Dispositions réglementaires en faveur des cyclistes

Le décret n°2015-808 du 2 juillet 2015, relatif au plan d’actions pour les mobilités actives et au stationnement, a introduit, dans le Code de la route, de nouvelles dispositions favorables aux vélos et aux piétons. En pratique, le texte aggrave les sanctions en cas de stationnement ou d’arrêt de véhicules sur les voies piétonnes et pistes cyclables (désormais passibles d’une amende de 2e classe, soit 150€ maximum) et à moins de 5 mètres en amont d’un passage piéton. Le décret permet également aux cyclistes de s’écarter des véhicules en stationnement sur le bord droit de la chaussée, sur les voies où la vitesse est limitée à 50 km/h. Dans le même temps, il autorise les automobilistes à chevaucher une ligne continue pour dépasser un cycliste si la visibilité est suffisante.

Autre nouveauté, les cyclistes peuvent désormais circuler sur les accotements équipés d’un revêtement routier, une mesure qui, jusqu’à présent, ne s’appliquait qu’en dehors des agglomérations (art. R 431-9 du Code de la route).

À partir du 1er janvier 2016, deux nouvelles dispositions du décret seront mises en application. La première concerne le double sens cyclable, qui sera ainsi étendu aux aires piétonnes et à l’ensemble des voies où la vitesse maximale autorisée est inférieure ou égale à 30 km/h, sauf décision contraire de l’autorité investie du pouvoir de police. La seconde prévoit d’interdire aux cyclomoteurs de se positionner dans les sas pour vélos aménagés aux feux rouges (c’est-à-dire devant les automobiles), sauf exception décidée par l’autorité investie du pouvoir de police.

Enfin, concernant le franchissement des feux tricolores, le cycliste est autorisé à ne pas marquer l’arrêt dès lors qu’il respecte la priorité accordée aux autres usagers de la route et qu’un panneau spécifique est prévu à cet effet au carrefour (décret n°2010- 1390 du 12/11/2010 ; Arrêté du 12 janvier 2012).

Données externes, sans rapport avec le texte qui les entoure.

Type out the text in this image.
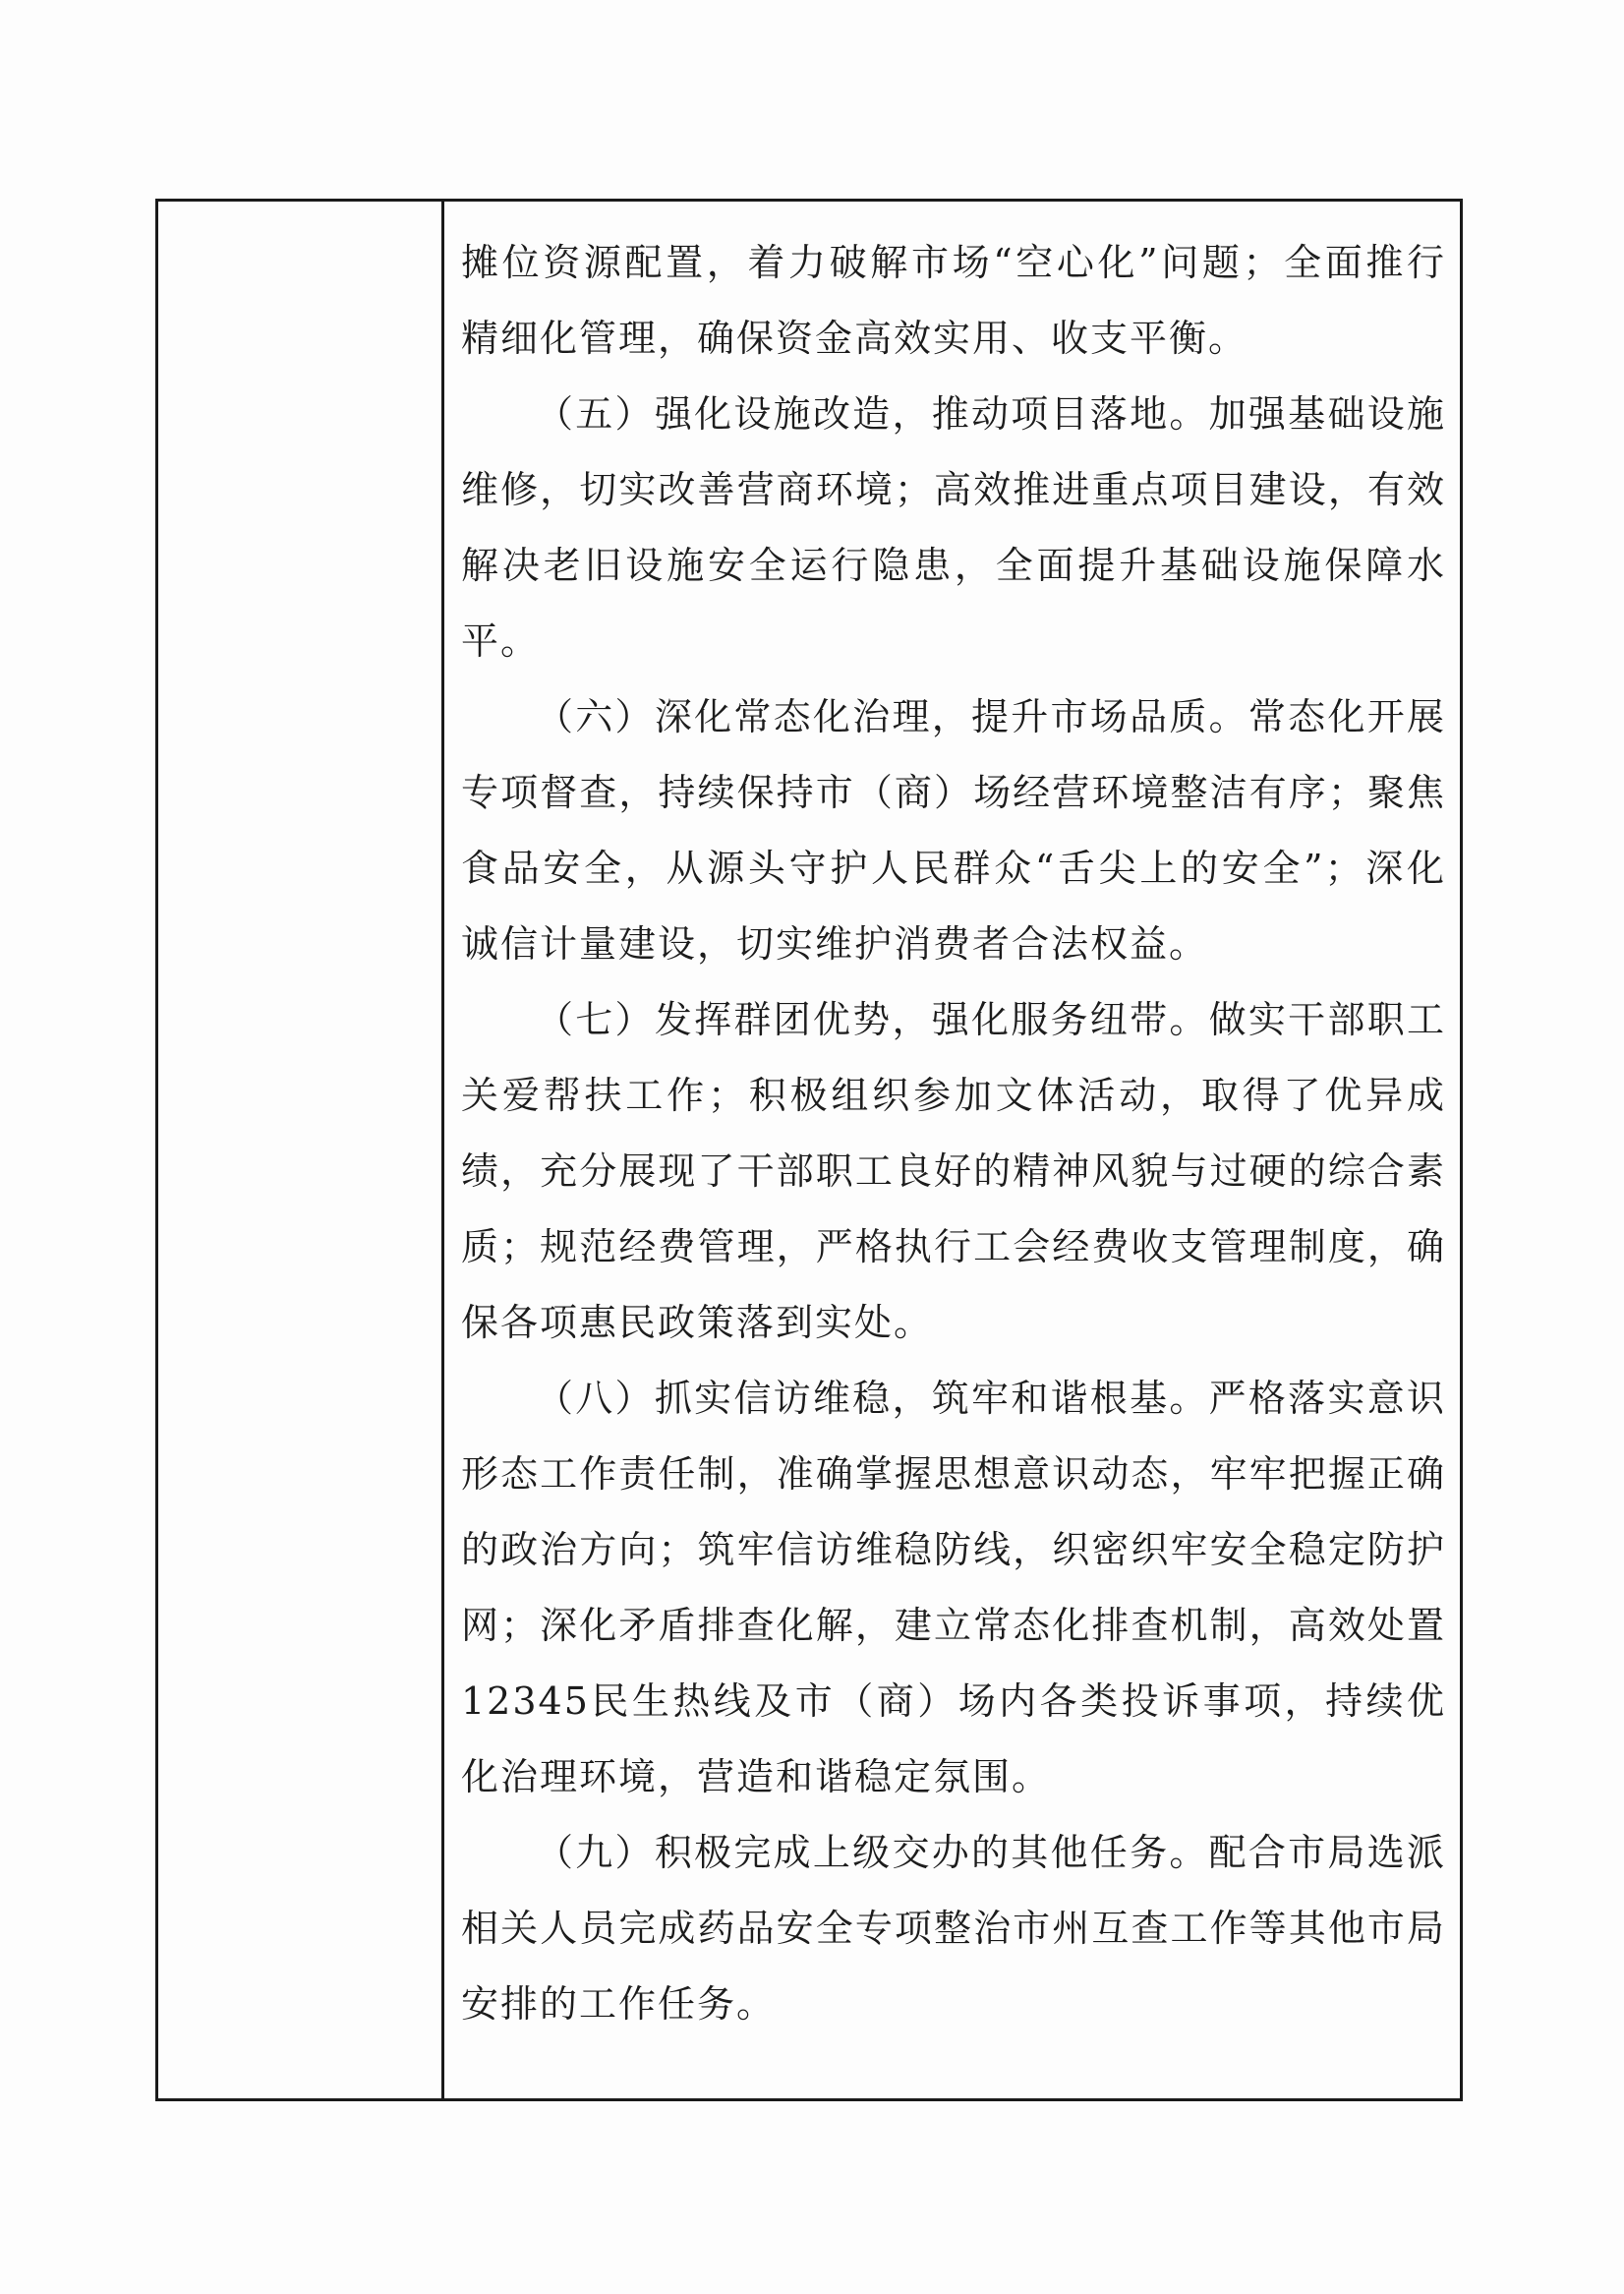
摊位资源配置，着力破解市场“空心化”问题；全面推行精细化管理，确保资金高效实用、收支平衡。

（五）强化设施改造，推动项目落地。加强基础设施维修，切实改善营商环境；高效推进重点项目建设，有效解决老旧设施安全运行隐患，全面提升基础设施保障水平。

（六）深化常态化治理，提升市场品质。常态化开展专项督查，持续保持市（商）场经营环境整洁有序；聚焦食品安全，从源头守护人民群众“舌尖上的安全”；深化诚信计量建设，切实维护消费者合法权益。

（七）发挥群团优势，强化服务纽带。做实干部职工关爱帮扶工作；积极组织参加文体活动，取得了优异成绩，充分展现了干部职工良好的精神风貌与过硬的综合素质；规范经费管理，严格执行工会经费收支管理制度，确保各项惠民政策落到实处。

（八）抓实信访维稳，筑牢和谐根基。严格落实意识形态工作责任制，准确掌握思想意识动态，牢牢把握正确的政治方向；筑牢信访维稳防线，织密织牢安全稳定防护网；深化矛盾排查化解，建立常态化排查机制，高效处置12345民生热线及市（商）场内各类投诉事项，持续优化治理环境，营造和谐稳定氛围。

（九）积极完成上级交办的其他任务。配合市局选派相关人员完成药品安全专项整治市州互查工作等其他市局安排的工作任务。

Infractions et verbalisation

Le fait de circuler à vélo n’évite en aucun cas les poursuites pénales. Bien au contraire. Lorsqu’un cycliste commet une infraction au Code de la route (franchissement d’une ligne continue, dépassement dangereux...), il risque une amende dont le montant varie en fonction de l’infraction. De la même manière, un cycliste circulant sous l’empire d’un état alcoolique, avec un taux supérieur ou égal à 0,40 mg/l d’air d’expiré, pourra être poursuivi devant le tribunal correctionnel et condamné à une éventuelle suspension judiciaire de son permis de conduire.

Cependant, et il est important de le rappeler, toute infraction commise avec un vélo ne peut être sanctionnée d’un retrait de points sur le permis de conduire. Si tel est le cas, il est recommandé d’adresser un recours gracieux au ministère de l’Intérieur pour obtenir la restitution des points.

Article écrit par Maître Ingrid Attal, avocat spécialiste en droit routier et présidente de la Commission juridique de " 40 millions d'automobilistes "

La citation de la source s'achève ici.